Esse encontro é evidente, por exemplo, na expressão musical, físico-motora, dramática, plástica. A busca de um mestre é inevitável. Na Ponte, a partir do “Preciso de Ajuda”, ou de uma conversa informal, crianças se organizavam para um encontro com um tutor especialista da área de interesse. Projetos de vida tomavam forma a partir de perguntas: O que queres ser? O que precisas aprender? O que vamos fazer? Com quem? Onde? Quando? Com o quê?… Por quê?
Os roteiros de estudo contemplavam as respostas a essas e outras perguntas, continham objetivos curriculares, encaminhavam para a pesquisa e para “aulas diretas”.

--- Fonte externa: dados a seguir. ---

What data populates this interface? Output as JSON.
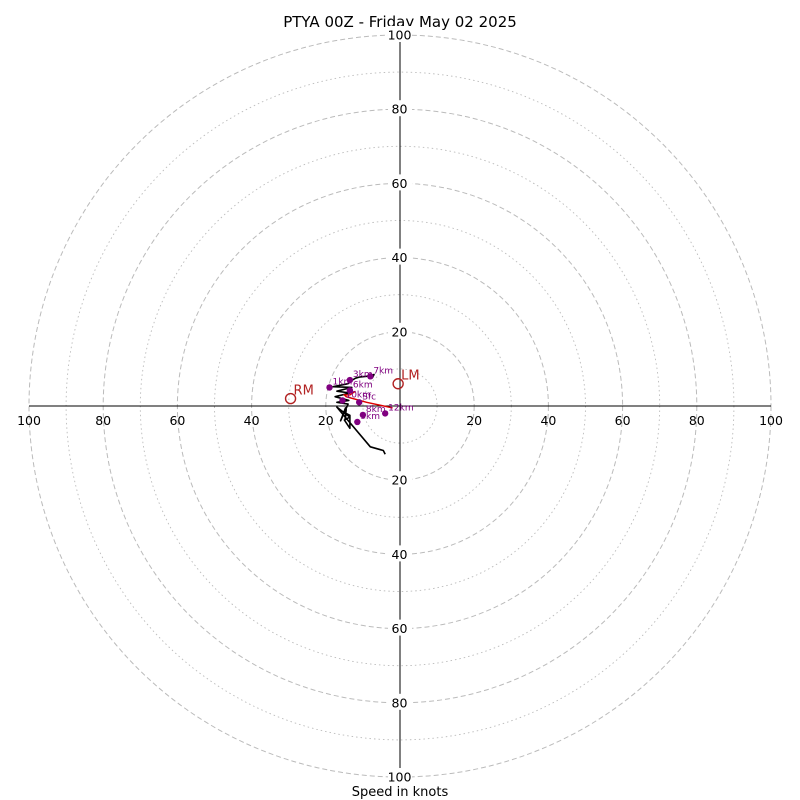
{
  "chart_data": {
    "type": "hodograph",
    "title": "PTYA 00Z - Friday May 02 2025",
    "xlabel": "Speed in knots",
    "ring_range": [
      0,
      100
    ],
    "dashed_rings": [
      20,
      40,
      60,
      80,
      100
    ],
    "dotted_rings": [
      10,
      30,
      50,
      70,
      90
    ],
    "grid": true,
    "axis_tick_labels": {
      "left": [
        "100",
        "80",
        "60",
        "40",
        "20"
      ],
      "right": [
        "20",
        "40",
        "60",
        "80",
        "100"
      ],
      "up": [
        "20",
        "40",
        "60",
        "80",
        "100"
      ],
      "down": [
        "20",
        "40",
        "60",
        "80",
        "100"
      ]
    },
    "hodograph_line": {
      "color": "#000000",
      "points": [
        [
          -4,
          -13
        ],
        [
          -4.5,
          -12
        ],
        [
          -8,
          -11
        ],
        [
          -16,
          -1.5
        ],
        [
          -17,
          -0.3
        ],
        [
          -13.5,
          -3
        ],
        [
          -15,
          -3.8
        ],
        [
          -13.5,
          -6
        ],
        [
          -13.5,
          -2.5
        ],
        [
          -14.5,
          -2
        ],
        [
          -14.8,
          -3.5
        ],
        [
          -14.5,
          -1
        ],
        [
          -14.7,
          -0.5
        ],
        [
          -16,
          -4
        ],
        [
          -14,
          0.5
        ],
        [
          -17,
          1
        ],
        [
          -13.8,
          1.5
        ],
        [
          -17.5,
          2.5
        ],
        [
          -13.5,
          3.5
        ],
        [
          -17,
          4
        ],
        [
          -13,
          5
        ],
        [
          -18,
          5.2
        ],
        [
          -14,
          6
        ],
        [
          -12.8,
          7
        ],
        [
          -12,
          7.5
        ],
        [
          -11,
          7.8
        ],
        [
          -9,
          8
        ],
        [
          -7,
          8.5
        ],
        [
          -7.5,
          7.5
        ]
      ]
    },
    "storm_motion_line": {
      "color": "#dd0000",
      "points": [
        [
          -2,
          -0.5
        ],
        [
          -9,
          1
        ],
        [
          -14.5,
          2.5
        ],
        [
          -15,
          3
        ],
        [
          -13.5,
          3
        ],
        [
          -12,
          4
        ]
      ]
    },
    "height_points": [
      {
        "label": "Sfc",
        "x": -11,
        "y": 1
      },
      {
        "label": "1km",
        "x": -19,
        "y": 5
      },
      {
        "label": "3km",
        "x": -13.5,
        "y": 7
      },
      {
        "label": "6km",
        "x": -13.5,
        "y": 4.2
      },
      {
        "label": "7km",
        "x": -8,
        "y": 8
      },
      {
        "label": "8km",
        "x": -10,
        "y": -2.4
      },
      {
        "label": "9km",
        "x": -11.5,
        "y": -4.3
      },
      {
        "label": "10km",
        "x": -15.5,
        "y": 1.5
      },
      {
        "label": "12km",
        "x": -4,
        "y": -2
      }
    ],
    "storm_motions": [
      {
        "label": "LM",
        "x": -0.5,
        "y": 6
      },
      {
        "label": "RM",
        "x": -29.5,
        "y": 2
      }
    ]
  },
  "colors": {
    "hodograph_line": "#000000",
    "storm_motion_line": "#dd0000",
    "height_points": "#800080",
    "storm_motion_markers": "#b22222",
    "grid": "#bbbbbb"
  }
}
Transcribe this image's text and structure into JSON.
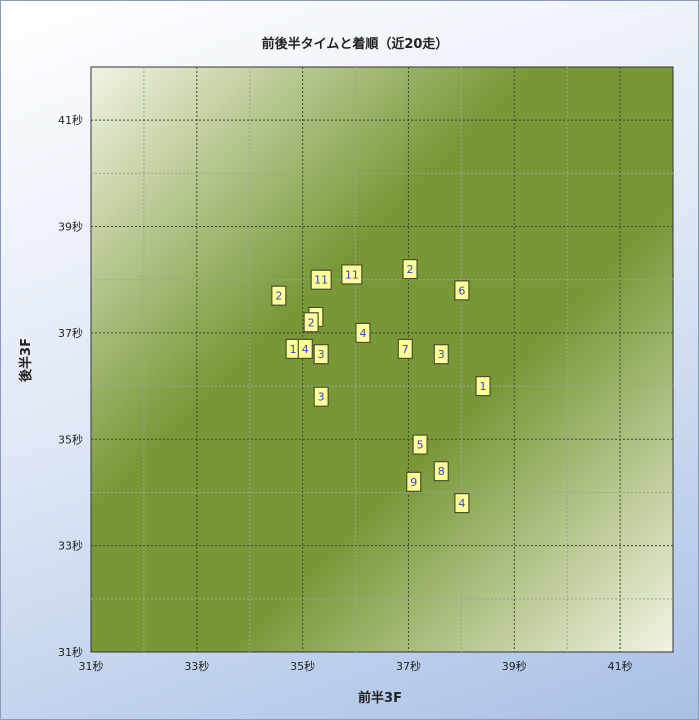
{
  "chart_data": {
    "type": "scatter",
    "title": "前後半タイムと着順（近20走）",
    "xlabel": "前半3F",
    "ylabel": "後半3F",
    "xlim": [
      31,
      42
    ],
    "ylim": [
      31,
      42
    ],
    "x_ticks": [
      31,
      33,
      35,
      37,
      39,
      41
    ],
    "y_ticks": [
      31,
      33,
      35,
      37,
      39,
      41
    ],
    "x_tick_labels": [
      "31秒",
      "33秒",
      "35秒",
      "37秒",
      "39秒",
      "41秒"
    ],
    "y_tick_labels": [
      "31秒",
      "33秒",
      "35秒",
      "37秒",
      "39秒",
      "41秒"
    ],
    "grid": true,
    "colors": {
      "band_dark": "#789838",
      "band_light": "#f2f4e4",
      "marker_fill": "#ffff99",
      "label": "#3344cc"
    },
    "points": [
      {
        "x": 34.55,
        "y": 37.7,
        "label": "2"
      },
      {
        "x": 35.35,
        "y": 38.0,
        "label": "11"
      },
      {
        "x": 35.93,
        "y": 38.1,
        "label": "11"
      },
      {
        "x": 37.03,
        "y": 38.2,
        "label": "2"
      },
      {
        "x": 38.01,
        "y": 37.8,
        "label": "6"
      },
      {
        "x": 35.25,
        "y": 37.3,
        "label": ""
      },
      {
        "x": 35.16,
        "y": 37.2,
        "label": "2"
      },
      {
        "x": 36.14,
        "y": 37.0,
        "label": "4"
      },
      {
        "x": 34.82,
        "y": 36.7,
        "label": "1"
      },
      {
        "x": 35.05,
        "y": 36.7,
        "label": "4"
      },
      {
        "x": 35.35,
        "y": 36.6,
        "label": "3"
      },
      {
        "x": 36.94,
        "y": 36.7,
        "label": "7"
      },
      {
        "x": 37.62,
        "y": 36.6,
        "label": "3"
      },
      {
        "x": 38.41,
        "y": 36.0,
        "label": "1"
      },
      {
        "x": 35.35,
        "y": 35.8,
        "label": "3"
      },
      {
        "x": 37.22,
        "y": 34.9,
        "label": "5"
      },
      {
        "x": 37.62,
        "y": 34.4,
        "label": "8"
      },
      {
        "x": 37.1,
        "y": 34.2,
        "label": "9"
      },
      {
        "x": 38.01,
        "y": 33.8,
        "label": "4"
      }
    ]
  }
}
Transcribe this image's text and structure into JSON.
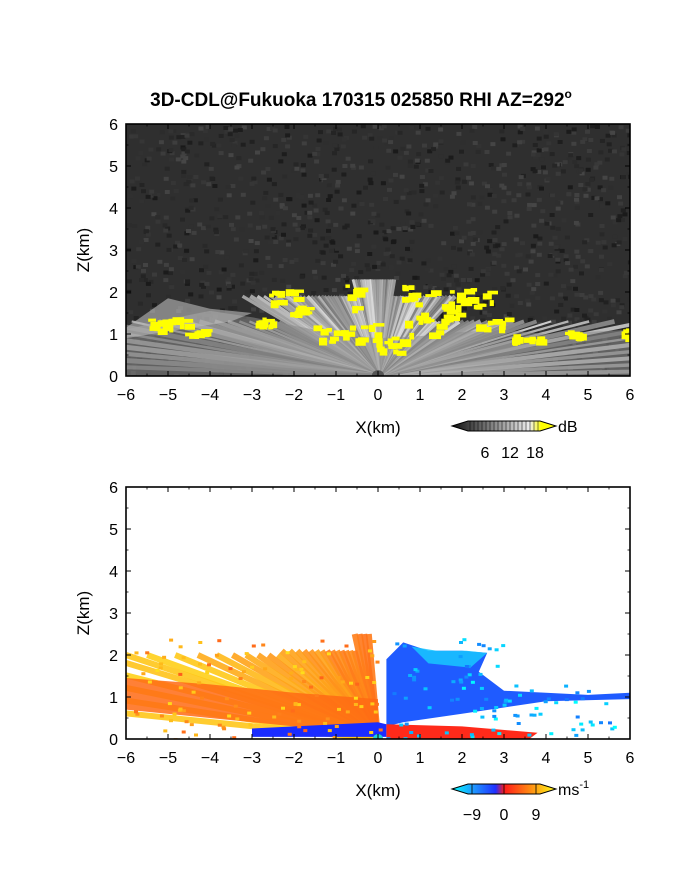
{
  "title_main": "3D-CDL@Fukuoka 170315 025850 RHI AZ=292",
  "title_sup": "o",
  "chart_data": [
    {
      "type": "heatmap",
      "panel": "reflectivity",
      "xlabel": "X(km)",
      "ylabel": "Z(km)",
      "xlim": [
        -6,
        6
      ],
      "ylim": [
        0,
        6
      ],
      "xticks": [
        "-6",
        "-5",
        "-4",
        "-3",
        "-2",
        "-1",
        "0",
        "1",
        "2",
        "3",
        "4",
        "5",
        "6"
      ],
      "yticks": [
        "0",
        "1",
        "2",
        "3",
        "4",
        "5",
        "6"
      ],
      "colorbar": {
        "unit": "dB",
        "ticks": [
          "6",
          "12",
          "18"
        ],
        "range": [
          0,
          21
        ]
      },
      "colors": {
        "background": "#2e2e2e",
        "high": "#ffff00"
      },
      "description_regions": [
        {
          "x": [
            -6,
            6
          ],
          "z": [
            0,
            1.2
          ],
          "level": "gray"
        },
        {
          "x": [
            -1.5,
            2.5
          ],
          "z": [
            0.8,
            2.2
          ],
          "level": "yellow"
        }
      ]
    },
    {
      "type": "heatmap",
      "panel": "doppler_velocity",
      "xlabel": "X(km)",
      "ylabel": "Z(km)",
      "xlim": [
        -6,
        6
      ],
      "ylim": [
        0,
        6
      ],
      "xticks": [
        "-6",
        "-5",
        "-4",
        "-3",
        "-2",
        "-1",
        "0",
        "1",
        "2",
        "3",
        "4",
        "5",
        "6"
      ],
      "yticks": [
        "0",
        "1",
        "2",
        "3",
        "4",
        "5",
        "6"
      ],
      "colorbar": {
        "unit": "ms",
        "unit_exp": "-1",
        "ticks": [
          "−9",
          "0",
          "9"
        ],
        "range": [
          -12,
          12
        ]
      },
      "colors": {
        "negative": "#1f3fff",
        "zero": "#ff2a1a",
        "positive": "#ffe21a"
      }
    }
  ]
}
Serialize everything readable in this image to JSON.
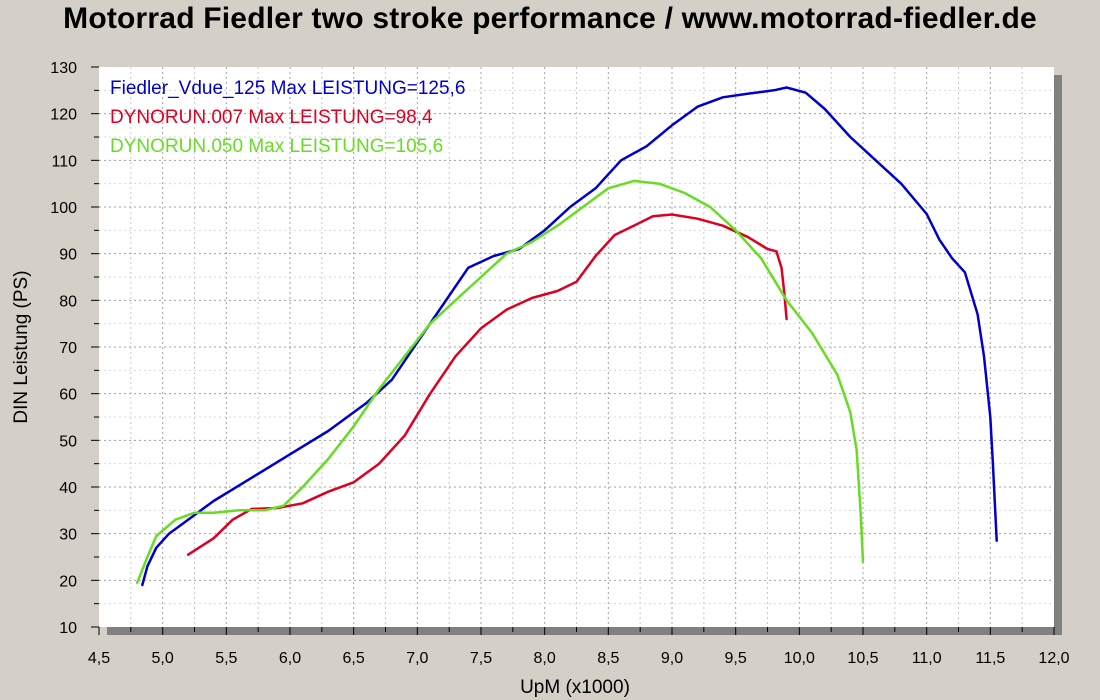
{
  "chart_data": {
    "type": "line",
    "title": "Motorrad Fiedler two stroke performance / www.motorrad-fiedler.de",
    "xlabel": "UpM (x1000)",
    "ylabel": "DIN Leistung (PS)",
    "xlim": [
      4.5,
      12.0
    ],
    "ylim": [
      10,
      130
    ],
    "x_ticks": [
      4.5,
      5.0,
      5.5,
      6.0,
      6.5,
      7.0,
      7.5,
      8.0,
      8.5,
      9.0,
      9.5,
      10.0,
      10.5,
      11.0,
      11.5,
      12.0
    ],
    "x_tick_labels": [
      "4,5",
      "5,0",
      "5,5",
      "6,0",
      "6,5",
      "7,0",
      "7,5",
      "8,0",
      "8,5",
      "9,0",
      "9,5",
      "10,0",
      "10,5",
      "11,0",
      "11,5",
      "12,0"
    ],
    "y_ticks": [
      10,
      20,
      30,
      40,
      50,
      60,
      70,
      80,
      90,
      100,
      110,
      120,
      130
    ],
    "y_tick_labels": [
      "10",
      "20",
      "30",
      "40",
      "50",
      "60",
      "70",
      "80",
      "90",
      "100",
      "110",
      "120",
      "130"
    ],
    "grid": true,
    "legend_placement": "top-left",
    "colors": {
      "background": "#d4d0c8",
      "plot_area": "#ffffff",
      "grid": "#a0a0a0",
      "shadow": "#808080"
    },
    "series": [
      {
        "name": "Fiedler_Vdue_125",
        "legend": "Fiedler_Vdue_125  Max LEISTUNG=125,6",
        "color": "#0000cc",
        "points": [
          [
            4.84,
            19
          ],
          [
            4.88,
            23
          ],
          [
            4.95,
            27
          ],
          [
            5.05,
            30
          ],
          [
            5.2,
            33
          ],
          [
            5.4,
            37
          ],
          [
            5.7,
            42
          ],
          [
            6.0,
            47
          ],
          [
            6.3,
            52
          ],
          [
            6.6,
            58
          ],
          [
            6.8,
            63
          ],
          [
            7.0,
            71
          ],
          [
            7.2,
            79
          ],
          [
            7.4,
            87
          ],
          [
            7.6,
            89.5
          ],
          [
            7.8,
            91
          ],
          [
            8.0,
            95
          ],
          [
            8.2,
            100
          ],
          [
            8.4,
            104
          ],
          [
            8.5,
            107
          ],
          [
            8.6,
            110
          ],
          [
            8.8,
            113
          ],
          [
            9.0,
            117.5
          ],
          [
            9.2,
            121.5
          ],
          [
            9.4,
            123.5
          ],
          [
            9.6,
            124.3
          ],
          [
            9.8,
            125
          ],
          [
            9.9,
            125.6
          ],
          [
            10.05,
            124.5
          ],
          [
            10.2,
            121
          ],
          [
            10.4,
            115
          ],
          [
            10.6,
            110
          ],
          [
            10.8,
            105
          ],
          [
            11.0,
            98.5
          ],
          [
            11.1,
            93
          ],
          [
            11.2,
            89
          ],
          [
            11.3,
            86
          ],
          [
            11.4,
            77
          ],
          [
            11.45,
            68
          ],
          [
            11.5,
            55
          ],
          [
            11.52,
            45
          ],
          [
            11.55,
            28.5
          ]
        ]
      },
      {
        "name": "DYNORUN.007",
        "legend": "DYNORUN.007  Max LEISTUNG=98,4",
        "color": "#dd0022",
        "points": [
          [
            5.2,
            25.5
          ],
          [
            5.4,
            29
          ],
          [
            5.55,
            33
          ],
          [
            5.7,
            35.3
          ],
          [
            5.9,
            35.5
          ],
          [
            6.1,
            36.5
          ],
          [
            6.3,
            39
          ],
          [
            6.5,
            41
          ],
          [
            6.7,
            45
          ],
          [
            6.9,
            51
          ],
          [
            7.1,
            60
          ],
          [
            7.3,
            68
          ],
          [
            7.5,
            74
          ],
          [
            7.7,
            78
          ],
          [
            7.9,
            80.5
          ],
          [
            8.1,
            82
          ],
          [
            8.25,
            84
          ],
          [
            8.4,
            89.5
          ],
          [
            8.55,
            94
          ],
          [
            8.7,
            96
          ],
          [
            8.85,
            98
          ],
          [
            9.0,
            98.4
          ],
          [
            9.2,
            97.5
          ],
          [
            9.4,
            96
          ],
          [
            9.6,
            93.5
          ],
          [
            9.75,
            91
          ],
          [
            9.82,
            90.5
          ],
          [
            9.86,
            87
          ],
          [
            9.88,
            82
          ],
          [
            9.9,
            76
          ]
        ]
      },
      {
        "name": "DYNORUN.050",
        "legend": "DYNORUN.050  Max LEISTUNG=105,6",
        "color": "#66dd22",
        "points": [
          [
            4.8,
            19.5
          ],
          [
            4.88,
            25
          ],
          [
            4.95,
            29.5
          ],
          [
            5.1,
            33
          ],
          [
            5.25,
            34.5
          ],
          [
            5.4,
            34.5
          ],
          [
            5.6,
            35
          ],
          [
            5.8,
            35
          ],
          [
            5.95,
            36
          ],
          [
            6.1,
            40
          ],
          [
            6.3,
            46
          ],
          [
            6.5,
            53
          ],
          [
            6.7,
            61
          ],
          [
            6.9,
            68
          ],
          [
            7.1,
            75
          ],
          [
            7.3,
            80
          ],
          [
            7.5,
            85
          ],
          [
            7.7,
            90
          ],
          [
            7.9,
            92.5
          ],
          [
            8.1,
            96
          ],
          [
            8.3,
            100
          ],
          [
            8.5,
            104
          ],
          [
            8.7,
            105.6
          ],
          [
            8.9,
            105
          ],
          [
            9.1,
            103
          ],
          [
            9.3,
            100
          ],
          [
            9.5,
            95
          ],
          [
            9.7,
            89
          ],
          [
            9.9,
            80
          ],
          [
            10.1,
            73
          ],
          [
            10.3,
            64
          ],
          [
            10.4,
            56
          ],
          [
            10.45,
            48
          ],
          [
            10.48,
            35
          ],
          [
            10.5,
            24
          ]
        ]
      }
    ]
  }
}
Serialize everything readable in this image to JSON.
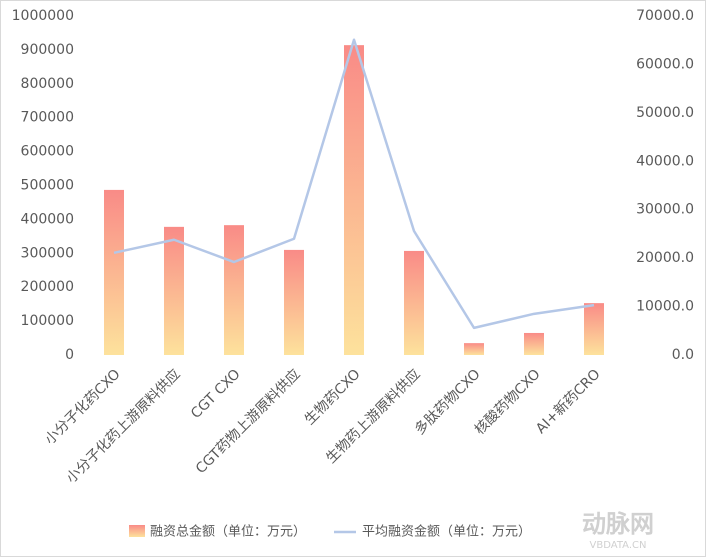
{
  "chart_data": {
    "type": "bar-line",
    "categories": [
      "小分子化药CXO",
      "小分子化药上游原料供应",
      "CGT CXO",
      "CGT药物上游原料供应",
      "生物药CXO",
      "生物药上游原料供应",
      "多肽药物CXO",
      "核酸药物CXO",
      "AI+新药CRO"
    ],
    "series": [
      {
        "name": "融资总金额（单位：万元）",
        "type": "bar",
        "color": [
          "#f98b87",
          "#fde29c"
        ],
        "values": [
          487000,
          378000,
          383000,
          310000,
          914000,
          307000,
          35000,
          65000,
          153000
        ]
      },
      {
        "name": "平均融资金额（单位：万元）",
        "type": "line",
        "axis": "y2",
        "color": "#b4c7e7",
        "values": [
          21100,
          23800,
          19200,
          24000,
          65100,
          25600,
          5600,
          8500,
          10300
        ]
      }
    ],
    "ylim": [
      0,
      1000000
    ],
    "yticks": [
      0,
      100000,
      200000,
      300000,
      400000,
      500000,
      600000,
      700000,
      800000,
      900000,
      1000000
    ],
    "y2lim": [
      0,
      70000
    ],
    "y2ticks": [
      {
        "value": 0,
        "label": "0.0"
      },
      {
        "value": 10000,
        "label": "10000.0"
      },
      {
        "value": 20000,
        "label": "20000.0"
      },
      {
        "value": 30000,
        "label": "30000.0"
      },
      {
        "value": 40000,
        "label": "40000.0"
      },
      {
        "value": 50000,
        "label": "50000.0"
      },
      {
        "value": 60000,
        "label": "60000.0"
      },
      {
        "value": 70000,
        "label": "70000.0"
      }
    ],
    "legend": "bottom",
    "watermark": [
      "动脉网",
      "VBDATA.CN"
    ]
  }
}
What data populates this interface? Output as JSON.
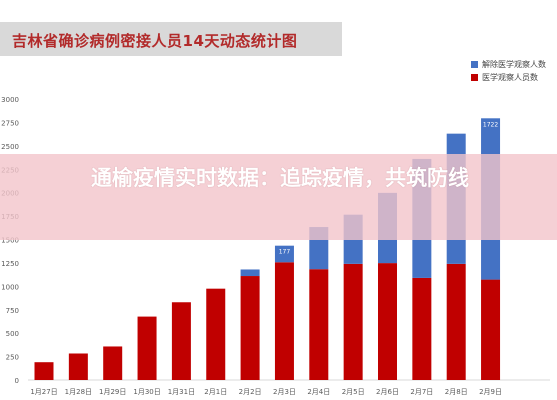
{
  "title": "吉林省确诊病例密接人员14天动态统计图",
  "banner": "通榆疫情实时数据：追踪疫情，共筑防线",
  "colors": {
    "released": "#4472c4",
    "observed": "#c00000",
    "axis": "#d9d9d9",
    "text": "#595959"
  },
  "chart_data": {
    "type": "bar",
    "stacked": true,
    "categories": [
      "1月27日",
      "1月28日",
      "1月29日",
      "1月30日",
      "1月31日",
      "2月1日",
      "2月2日",
      "2月3日",
      "2月4日",
      "2月5日",
      "2月6日",
      "2月7日",
      "2月8日",
      "2月9日"
    ],
    "series": [
      {
        "name": "医学观察人员数",
        "values": [
          190,
          283,
          358,
          677,
          830,
          975,
          1110,
          1257,
          1183,
          1240,
          1248,
          1090,
          1240,
          1072
        ]
      },
      {
        "name": "解除医学观察人数",
        "values": [
          0,
          0,
          0,
          0,
          0,
          0,
          70,
          177,
          450,
          525,
          750,
          1270,
          1390,
          1722
        ]
      }
    ],
    "data_labels": [
      {
        "series": "解除医学观察人数",
        "category": "2月3日",
        "text": "177"
      },
      {
        "series": "解除医学观察人数",
        "category": "2月9日",
        "text": "1722"
      }
    ],
    "yticks": [
      "0",
      "250",
      "500",
      "750",
      "1000",
      "1250",
      "1500",
      "1750",
      "2000",
      "2250",
      "2500",
      "2750",
      "3000"
    ],
    "ylim": [
      0,
      3000
    ],
    "grid": false,
    "legend": "top-right"
  }
}
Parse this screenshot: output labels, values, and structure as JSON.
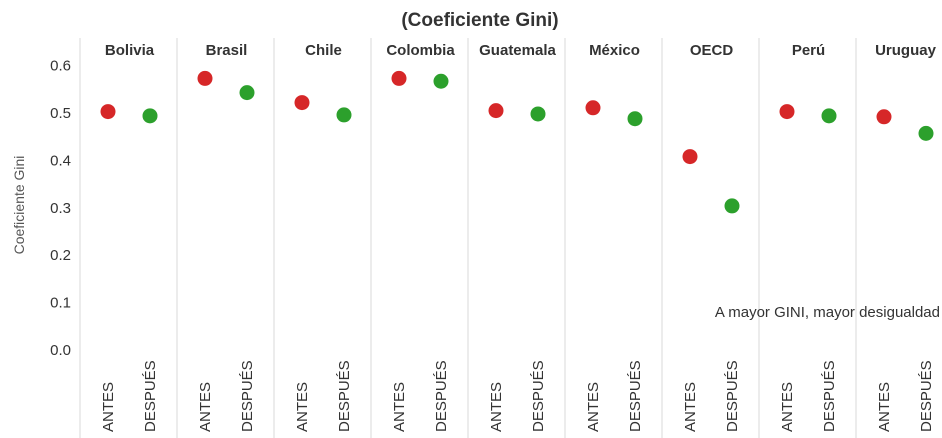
{
  "chart_data": {
    "type": "scatter",
    "title": "(Coeficiente Gini)",
    "ylabel": "Coeficiente Gini",
    "ylim": [
      0,
      0.65
    ],
    "yticks": [
      "0.0",
      "0.1",
      "0.2",
      "0.3",
      "0.4",
      "0.5",
      "0.6"
    ],
    "categories": [
      "ANTES",
      "DESPUÉS"
    ],
    "panels": [
      {
        "name": "Bolivia",
        "values": [
          0.503,
          0.494
        ]
      },
      {
        "name": "Brasil",
        "values": [
          0.573,
          0.543
        ]
      },
      {
        "name": "Chile",
        "values": [
          0.522,
          0.496
        ]
      },
      {
        "name": "Colombia",
        "values": [
          0.573,
          0.567
        ]
      },
      {
        "name": "Guatemala",
        "values": [
          0.505,
          0.498
        ]
      },
      {
        "name": "México",
        "values": [
          0.511,
          0.488
        ]
      },
      {
        "name": "OECD",
        "values": [
          0.408,
          0.304
        ]
      },
      {
        "name": "Perú",
        "values": [
          0.503,
          0.494
        ]
      },
      {
        "name": "Uruguay",
        "values": [
          0.492,
          0.457
        ]
      }
    ],
    "colors": {
      "ANTES": "#d62728",
      "DESPUÉS": "#2ca02c"
    },
    "annotation": "A mayor GINI, mayor desigualdad",
    "grid": false
  }
}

Quando professores me perguntavam como poderiam desenvolver autonomia nos seus alunos – o dito “protagonismo juvenil” – eu respondia:
“Ensinando! Dando aula! Para deixar de dar aula.”
Os professores eram competentes a “dar aula”. Eu deveria valorizar essa competência. Os professores sentiam-se seguros “dando aula” e eu reforçava esse sentimento de segurança.
Em meados de abril de 2021, voltei a “dar aula”, uma aula dialogada. Por que o fiz? Para assegurar que acontecesse, não só mudança, mas inovação. Durante algum tempo, pratiquei “homeopatia pedagógica”. Maieuticamente, na gramática do “um-para-um”, em equipe, reaprendi a deixar de “dar aula”.
Consumada a transição para o paradigma da aprendizagem, penetramos o da comunicação. Identificando necessidades comuns, eu “casamentava” educadores, agregando-os em círculos de vizinhança e de confiança.
Estava aberto o caminho da inovação.